No Sacrifice for Playing It Safe
One of the remarkable story lines of the current market cycle is the way more risk-averse investors have had to give up so little in exchange for a gentler ride. This is another way of saying that bonds have done so well, as central banks anchor interest rates at or below zero.
This bolstering of bond values has flattered what many considered the "standard" balanced portfolio of 60 percent stocks and 40 percent bonds.
Vanguard Balanced Index Fund is a tidy proxy for this simple approach. It's returned 10.3 percent annualized the past five years - far better than history would lead an investor to expect. From 1925 through 2000, this strategy netted 9.3 percent a year, according to Peter L. Bernstein's "The 60-40 Solution."
And recent gains have come with unusually modest pain. The Sharpe Ratio tries to quantify how much return is achieved per unit of volatility, or risk. In the latest five years, Vanguard Balanced's Sharpe Ratio was 1.22 – a stellar result that exceeds what many risk-aware hedge funds seek.

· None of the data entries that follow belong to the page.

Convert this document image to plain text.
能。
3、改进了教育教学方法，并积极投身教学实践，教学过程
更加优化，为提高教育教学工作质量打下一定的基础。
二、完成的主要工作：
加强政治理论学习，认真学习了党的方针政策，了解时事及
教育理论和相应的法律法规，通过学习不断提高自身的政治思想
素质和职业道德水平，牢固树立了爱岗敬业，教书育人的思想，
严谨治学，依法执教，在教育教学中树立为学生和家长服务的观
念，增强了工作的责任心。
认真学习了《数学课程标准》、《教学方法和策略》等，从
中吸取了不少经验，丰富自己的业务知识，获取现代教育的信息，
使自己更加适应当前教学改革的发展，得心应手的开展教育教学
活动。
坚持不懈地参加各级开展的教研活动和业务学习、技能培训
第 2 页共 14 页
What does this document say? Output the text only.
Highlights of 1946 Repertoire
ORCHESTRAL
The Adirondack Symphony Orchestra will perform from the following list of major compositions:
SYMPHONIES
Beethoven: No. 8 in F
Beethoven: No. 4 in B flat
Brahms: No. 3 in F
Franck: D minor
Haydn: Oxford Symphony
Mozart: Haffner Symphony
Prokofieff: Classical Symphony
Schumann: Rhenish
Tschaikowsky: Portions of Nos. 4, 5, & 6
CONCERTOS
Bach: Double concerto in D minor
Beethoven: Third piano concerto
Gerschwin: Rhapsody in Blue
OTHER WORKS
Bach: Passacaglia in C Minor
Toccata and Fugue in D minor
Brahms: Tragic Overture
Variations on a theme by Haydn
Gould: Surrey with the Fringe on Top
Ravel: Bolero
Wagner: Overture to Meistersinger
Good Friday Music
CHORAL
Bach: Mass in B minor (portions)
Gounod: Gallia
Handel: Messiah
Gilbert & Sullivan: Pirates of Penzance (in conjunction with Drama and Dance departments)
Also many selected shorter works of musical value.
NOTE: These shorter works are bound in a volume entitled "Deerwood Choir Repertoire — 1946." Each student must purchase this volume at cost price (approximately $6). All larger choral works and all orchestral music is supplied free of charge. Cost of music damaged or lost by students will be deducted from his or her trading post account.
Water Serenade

AQR Capital says from 1947 to 2015, the 60-40 Sharpe Ratio was 0.52. So this stock-bond mix has furnished investors with twice as much return per unit of risk since 2011 as in the prior seven decades.
Does this seem like a trend that investors should extrapolate indefinitely? Whether by interest rates rising, stocks pulling back or volatility picking up, it would seem this investment blend is due for some give-back in coming years.